Bon an mal an, le prolifique Normand Baillargeon publie un titre comme auteur ou comme directeur d’ouvrages collectifs. Cette fois-ci, il regroupe une dizaine d’entretiens avec des philosophes anglo-saxons. Le plus ancien remonte à 1994 et le plus récent, à 2010. Baillargeon remet en contexte ces entretiens. Il souligne les quelques décès qui se sont produits depuis (Putnam, Quine, Dennett, Herman…) et complète le tout avec une bibliographie et des ouvrages consacrés aux auteurs.
La majorité de ces entretiens se sont déroulés face à face, sinon par téléphone ou par courriel, la plupart aux États-Unis, dans des universités prestigieuses comme Harvard, Princeton. Celui avec Dennett a eu lieu à Montréal en 2007, quand ce dernier avait été invité pour une conférence.
Il y a trois grandes parties dans le livre. La première concerne les géants de la philosophie analytique (Putnam, Dennett et Quine) ; la deuxième porte sur la société, l’éthique et la politique (Chomsky, Walter, Herman et Singer, et Martha Nussbaum – la seule femme présente dans le livre) ; la dernière partie se rapporte à la pensée critique (Shermer, Cathcart et Klein).
Les sujets abordés peuvent parfois sembler lourds, surtout ceux qui touchent à la philosophie analytique. En effet, il n’est pas toujours évident de lire des textes pointus, par exemple sur l’origine des concepts, leur historicité ou leur existence possible dans une abstraction pure. Ou encore de se demander si la conscience s’explique par des états du cerveau, comme le soutient Dennett, ou bien si, en voulant l’expliquer, il demeure toujours une part de mystère difficilement réductible aux actions neuronales. Mais comme il s’agit d’entretiens, les propos deviennent plus accessibles.
Il reste étonnant d’apprendre que c’est à un philosophe aussi rigoureux que Hilary Putnam que l’on doit l’idée fondamentale du film La Matrice. En 1973, Putnam a proposé cette expérience de pensée qui consiste à imaginer que notre cerveau est placé dans une cuve. Celui-ci serait ensuite manipulé par un savant qui, à l’aide d’impulsions électroniques, nous ferait croire que ce que nous percevons autour de nous est réel alors qu’il n’en est rien. En fait, il s’agit d’une actualisation de la fameuse hypothèse du Malin Génie élaborée par René Descartes au XVIIe siècle.

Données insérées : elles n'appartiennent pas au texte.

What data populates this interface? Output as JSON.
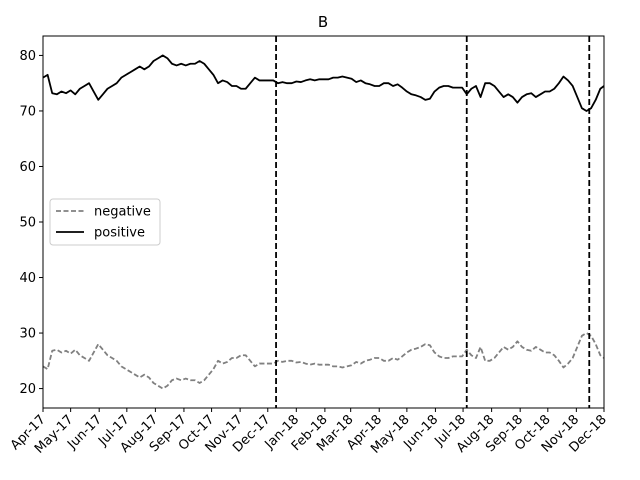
{
  "chart_data": {
    "type": "line",
    "title": "B",
    "xlabel": "",
    "ylabel": "",
    "ylim": [
      16.5,
      83.5
    ],
    "x_range": [
      "2017-04-01",
      "2018-12-01"
    ],
    "y_ticks": [
      20,
      30,
      40,
      50,
      60,
      70,
      80
    ],
    "x_ticks": [
      {
        "date": "2017-04-01",
        "label": "Apr-17"
      },
      {
        "date": "2017-05-01",
        "label": "May-17"
      },
      {
        "date": "2017-06-01",
        "label": "Jun-17"
      },
      {
        "date": "2017-07-01",
        "label": "Jul-17"
      },
      {
        "date": "2017-08-01",
        "label": "Aug-17"
      },
      {
        "date": "2017-09-01",
        "label": "Sep-17"
      },
      {
        "date": "2017-10-01",
        "label": "Oct-17"
      },
      {
        "date": "2017-11-01",
        "label": "Nov-17"
      },
      {
        "date": "2017-12-01",
        "label": "Dec-17"
      },
      {
        "date": "2018-01-01",
        "label": "Jan-18"
      },
      {
        "date": "2018-02-01",
        "label": "Feb-18"
      },
      {
        "date": "2018-03-01",
        "label": "Mar-18"
      },
      {
        "date": "2018-04-01",
        "label": "Apr-18"
      },
      {
        "date": "2018-05-01",
        "label": "May-18"
      },
      {
        "date": "2018-06-01",
        "label": "Jun-18"
      },
      {
        "date": "2018-07-01",
        "label": "Jul-18"
      },
      {
        "date": "2018-08-01",
        "label": "Aug-18"
      },
      {
        "date": "2018-09-01",
        "label": "Sep-18"
      },
      {
        "date": "2018-10-01",
        "label": "Oct-18"
      },
      {
        "date": "2018-11-01",
        "label": "Nov-18"
      },
      {
        "date": "2018-12-01",
        "label": "Dec-18"
      }
    ],
    "vlines": [
      "2017-12-10",
      "2018-07-05",
      "2018-11-15"
    ],
    "legend": {
      "placement": "center-left"
    },
    "series": [
      {
        "name": "negative",
        "color": "#808080",
        "style": "dashed",
        "points": [
          [
            "2017-04-01",
            24
          ],
          [
            "2017-04-06",
            23.5
          ],
          [
            "2017-04-11",
            26.8
          ],
          [
            "2017-04-16",
            27
          ],
          [
            "2017-04-21",
            26.5
          ],
          [
            "2017-04-26",
            26.8
          ],
          [
            "2017-05-01",
            26.3
          ],
          [
            "2017-05-06",
            27
          ],
          [
            "2017-05-11",
            26
          ],
          [
            "2017-05-16",
            25.5
          ],
          [
            "2017-05-21",
            25
          ],
          [
            "2017-05-26",
            26.5
          ],
          [
            "2017-05-31",
            28
          ],
          [
            "2017-06-05",
            27
          ],
          [
            "2017-06-10",
            26
          ],
          [
            "2017-06-15",
            25.5
          ],
          [
            "2017-06-20",
            25
          ],
          [
            "2017-06-25",
            24
          ],
          [
            "2017-06-30",
            23.5
          ],
          [
            "2017-07-05",
            23
          ],
          [
            "2017-07-10",
            22.5
          ],
          [
            "2017-07-15",
            22
          ],
          [
            "2017-07-20",
            22.5
          ],
          [
            "2017-07-25",
            22
          ],
          [
            "2017-07-30",
            21
          ],
          [
            "2017-08-04",
            20.5
          ],
          [
            "2017-08-09",
            20
          ],
          [
            "2017-08-14",
            20.5
          ],
          [
            "2017-08-19",
            21.5
          ],
          [
            "2017-08-24",
            21.8
          ],
          [
            "2017-08-29",
            21.5
          ],
          [
            "2017-09-03",
            21.8
          ],
          [
            "2017-09-08",
            21.5
          ],
          [
            "2017-09-13",
            21.5
          ],
          [
            "2017-09-18",
            21
          ],
          [
            "2017-09-23",
            21.5
          ],
          [
            "2017-09-28",
            22.5
          ],
          [
            "2017-10-03",
            23.5
          ],
          [
            "2017-10-08",
            25
          ],
          [
            "2017-10-13",
            24.5
          ],
          [
            "2017-10-18",
            24.8
          ],
          [
            "2017-10-23",
            25.5
          ],
          [
            "2017-10-28",
            25.5
          ],
          [
            "2017-11-02",
            26
          ],
          [
            "2017-11-07",
            26
          ],
          [
            "2017-11-12",
            25
          ],
          [
            "2017-11-17",
            24
          ],
          [
            "2017-11-22",
            24.5
          ],
          [
            "2017-11-27",
            24.5
          ],
          [
            "2017-12-02",
            24.5
          ],
          [
            "2017-12-07",
            24.5
          ],
          [
            "2017-12-12",
            25
          ],
          [
            "2017-12-17",
            24.8
          ],
          [
            "2017-12-22",
            25
          ],
          [
            "2017-12-27",
            25
          ],
          [
            "2018-01-01",
            24.7
          ],
          [
            "2018-01-06",
            24.8
          ],
          [
            "2018-01-11",
            24.5
          ],
          [
            "2018-01-16",
            24.3
          ],
          [
            "2018-01-21",
            24.5
          ],
          [
            "2018-01-26",
            24.3
          ],
          [
            "2018-01-31",
            24.3
          ],
          [
            "2018-02-05",
            24.3
          ],
          [
            "2018-02-10",
            24
          ],
          [
            "2018-02-15",
            24
          ],
          [
            "2018-02-20",
            23.8
          ],
          [
            "2018-02-25",
            24
          ],
          [
            "2018-03-02",
            24.2
          ],
          [
            "2018-03-07",
            24.8
          ],
          [
            "2018-03-12",
            24.5
          ],
          [
            "2018-03-17",
            25
          ],
          [
            "2018-03-22",
            25.2
          ],
          [
            "2018-03-27",
            25.5
          ],
          [
            "2018-04-01",
            25.5
          ],
          [
            "2018-04-06",
            25
          ],
          [
            "2018-04-11",
            25
          ],
          [
            "2018-04-16",
            25.5
          ],
          [
            "2018-04-21",
            25.2
          ],
          [
            "2018-04-26",
            25.8
          ],
          [
            "2018-05-01",
            26.5
          ],
          [
            "2018-05-06",
            27
          ],
          [
            "2018-05-11",
            27.2
          ],
          [
            "2018-05-16",
            27.5
          ],
          [
            "2018-05-21",
            28
          ],
          [
            "2018-05-26",
            27.8
          ],
          [
            "2018-05-31",
            26.5
          ],
          [
            "2018-06-05",
            25.8
          ],
          [
            "2018-06-10",
            25.5
          ],
          [
            "2018-06-15",
            25.5
          ],
          [
            "2018-06-20",
            25.8
          ],
          [
            "2018-06-25",
            25.8
          ],
          [
            "2018-06-30",
            25.8
          ],
          [
            "2018-07-05",
            27
          ],
          [
            "2018-07-10",
            26
          ],
          [
            "2018-07-15",
            25.5
          ],
          [
            "2018-07-20",
            27.5
          ],
          [
            "2018-07-25",
            25
          ],
          [
            "2018-07-30",
            25
          ],
          [
            "2018-08-04",
            25.5
          ],
          [
            "2018-08-09",
            26.5
          ],
          [
            "2018-08-14",
            27.5
          ],
          [
            "2018-08-19",
            27
          ],
          [
            "2018-08-24",
            27.5
          ],
          [
            "2018-08-29",
            28.5
          ],
          [
            "2018-09-03",
            27.5
          ],
          [
            "2018-09-08",
            27
          ],
          [
            "2018-09-13",
            26.8
          ],
          [
            "2018-09-18",
            27.5
          ],
          [
            "2018-09-23",
            27
          ],
          [
            "2018-09-28",
            26.5
          ],
          [
            "2018-10-03",
            26.5
          ],
          [
            "2018-10-08",
            26
          ],
          [
            "2018-10-13",
            25
          ],
          [
            "2018-10-18",
            23.8
          ],
          [
            "2018-10-23",
            24.5
          ],
          [
            "2018-10-28",
            25.5
          ],
          [
            "2018-11-02",
            27.5
          ],
          [
            "2018-11-07",
            29.5
          ],
          [
            "2018-11-12",
            30
          ],
          [
            "2018-11-17",
            29.5
          ],
          [
            "2018-11-22",
            28
          ],
          [
            "2018-11-27",
            26
          ],
          [
            "2018-12-01",
            25.5
          ]
        ]
      },
      {
        "name": "positive",
        "color": "#000000",
        "style": "solid",
        "points": [
          [
            "2017-04-01",
            76
          ],
          [
            "2017-04-06",
            76.5
          ],
          [
            "2017-04-11",
            73.2
          ],
          [
            "2017-04-16",
            73
          ],
          [
            "2017-04-21",
            73.5
          ],
          [
            "2017-04-26",
            73.2
          ],
          [
            "2017-05-01",
            73.7
          ],
          [
            "2017-05-06",
            73
          ],
          [
            "2017-05-11",
            74
          ],
          [
            "2017-05-16",
            74.5
          ],
          [
            "2017-05-21",
            75
          ],
          [
            "2017-05-26",
            73.5
          ],
          [
            "2017-05-31",
            72
          ],
          [
            "2017-06-05",
            73
          ],
          [
            "2017-06-10",
            74
          ],
          [
            "2017-06-15",
            74.5
          ],
          [
            "2017-06-20",
            75
          ],
          [
            "2017-06-25",
            76
          ],
          [
            "2017-06-30",
            76.5
          ],
          [
            "2017-07-05",
            77
          ],
          [
            "2017-07-10",
            77.5
          ],
          [
            "2017-07-15",
            78
          ],
          [
            "2017-07-20",
            77.5
          ],
          [
            "2017-07-25",
            78
          ],
          [
            "2017-07-30",
            79
          ],
          [
            "2017-08-04",
            79.5
          ],
          [
            "2017-08-09",
            80
          ],
          [
            "2017-08-14",
            79.5
          ],
          [
            "2017-08-19",
            78.5
          ],
          [
            "2017-08-24",
            78.2
          ],
          [
            "2017-08-29",
            78.5
          ],
          [
            "2017-09-03",
            78.2
          ],
          [
            "2017-09-08",
            78.5
          ],
          [
            "2017-09-13",
            78.5
          ],
          [
            "2017-09-18",
            79
          ],
          [
            "2017-09-23",
            78.5
          ],
          [
            "2017-09-28",
            77.5
          ],
          [
            "2017-10-03",
            76.5
          ],
          [
            "2017-10-08",
            75
          ],
          [
            "2017-10-13",
            75.5
          ],
          [
            "2017-10-18",
            75.2
          ],
          [
            "2017-10-23",
            74.5
          ],
          [
            "2017-10-28",
            74.5
          ],
          [
            "2017-11-02",
            74
          ],
          [
            "2017-11-07",
            74
          ],
          [
            "2017-11-12",
            75
          ],
          [
            "2017-11-17",
            76
          ],
          [
            "2017-11-22",
            75.5
          ],
          [
            "2017-11-27",
            75.5
          ],
          [
            "2017-12-02",
            75.5
          ],
          [
            "2017-12-07",
            75.5
          ],
          [
            "2017-12-12",
            75
          ],
          [
            "2017-12-17",
            75.2
          ],
          [
            "2017-12-22",
            75
          ],
          [
            "2017-12-27",
            75
          ],
          [
            "2018-01-01",
            75.3
          ],
          [
            "2018-01-06",
            75.2
          ],
          [
            "2018-01-11",
            75.5
          ],
          [
            "2018-01-16",
            75.7
          ],
          [
            "2018-01-21",
            75.5
          ],
          [
            "2018-01-26",
            75.7
          ],
          [
            "2018-01-31",
            75.7
          ],
          [
            "2018-02-05",
            75.7
          ],
          [
            "2018-02-10",
            76
          ],
          [
            "2018-02-15",
            76
          ],
          [
            "2018-02-20",
            76.2
          ],
          [
            "2018-02-25",
            76
          ],
          [
            "2018-03-02",
            75.8
          ],
          [
            "2018-03-07",
            75.2
          ],
          [
            "2018-03-12",
            75.5
          ],
          [
            "2018-03-17",
            75
          ],
          [
            "2018-03-22",
            74.8
          ],
          [
            "2018-03-27",
            74.5
          ],
          [
            "2018-04-01",
            74.5
          ],
          [
            "2018-04-06",
            75
          ],
          [
            "2018-04-11",
            75
          ],
          [
            "2018-04-16",
            74.5
          ],
          [
            "2018-04-21",
            74.8
          ],
          [
            "2018-04-26",
            74.2
          ],
          [
            "2018-05-01",
            73.5
          ],
          [
            "2018-05-06",
            73
          ],
          [
            "2018-05-11",
            72.8
          ],
          [
            "2018-05-16",
            72.5
          ],
          [
            "2018-05-21",
            72
          ],
          [
            "2018-05-26",
            72.2
          ],
          [
            "2018-05-31",
            73.5
          ],
          [
            "2018-06-05",
            74.2
          ],
          [
            "2018-06-10",
            74.5
          ],
          [
            "2018-06-15",
            74.5
          ],
          [
            "2018-06-20",
            74.2
          ],
          [
            "2018-06-25",
            74.2
          ],
          [
            "2018-06-30",
            74.2
          ],
          [
            "2018-07-05",
            73
          ],
          [
            "2018-07-10",
            74
          ],
          [
            "2018-07-15",
            74.5
          ],
          [
            "2018-07-20",
            72.5
          ],
          [
            "2018-07-25",
            75
          ],
          [
            "2018-07-30",
            75
          ],
          [
            "2018-08-04",
            74.5
          ],
          [
            "2018-08-09",
            73.5
          ],
          [
            "2018-08-14",
            72.5
          ],
          [
            "2018-08-19",
            73
          ],
          [
            "2018-08-24",
            72.5
          ],
          [
            "2018-08-29",
            71.5
          ],
          [
            "2018-09-03",
            72.5
          ],
          [
            "2018-09-08",
            73
          ],
          [
            "2018-09-13",
            73.2
          ],
          [
            "2018-09-18",
            72.5
          ],
          [
            "2018-09-23",
            73
          ],
          [
            "2018-09-28",
            73.5
          ],
          [
            "2018-10-03",
            73.5
          ],
          [
            "2018-10-08",
            74
          ],
          [
            "2018-10-13",
            75
          ],
          [
            "2018-10-18",
            76.2
          ],
          [
            "2018-10-23",
            75.5
          ],
          [
            "2018-10-28",
            74.5
          ],
          [
            "2018-11-02",
            72.5
          ],
          [
            "2018-11-07",
            70.5
          ],
          [
            "2018-11-12",
            70
          ],
          [
            "2018-11-17",
            70.5
          ],
          [
            "2018-11-22",
            72
          ],
          [
            "2018-11-27",
            74
          ],
          [
            "2018-12-01",
            74.5
          ]
        ]
      }
    ]
  }
}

L’entretien avec le philosophe Peter Singer nous rappelle comment ses idées ont concrètement changé le monde. Son livre Animal Liberation paru en 1975, qui dénonce le spécisme, a mené à une sérieuse prise de conscience sur le bien-être animal. Après la lecture de ce livre, plusieurs, comme Baillargeon, ont adopté un régime végétarien. Singer fait partie des fondateurs du Great Ape Project, qui œuvrent à procurer des droits fondamentaux (vie, liberté, protection) aux grands singes. Singer demeure un philosophe contesté puisqu’il ne confère pas automatiquement une plus grande dignité à un humain. Il faut d’abord effectuer un calcul utilitariste.
On apprend que Martha Nussbaum a forgé, avec Amartya Sen, le concept de capabilité, un indicateur qui n’est pas pris en compte quand on considère seulement le produit national brut (PIB) d’un pays, autrement dit la richesse inégalement distribuée. La capabilité permet d’évaluer ce que les gens sont effectivement en mesure d’accomplir, ce qui, le plus souvent, présuppose un accès suffisant à des biens premiers comme l’éducation et la santé.
Edward S. Herman, co-auteur avec Noam Chomsky de La fabrication du consentement, nous rappelle que « si le système médiatique est organisé principalement dans le but de vendre des biens de consommation, les valeurs fondamentales de communauté et d’écologie seront dégradées et marginalisées ».
Il était nécessaire de regrouper ces entretiens parus dans diverses publications, dont la revue Médiane, ce défunt magazine philosophique québécois que votre humble serviteur a participé à fonder.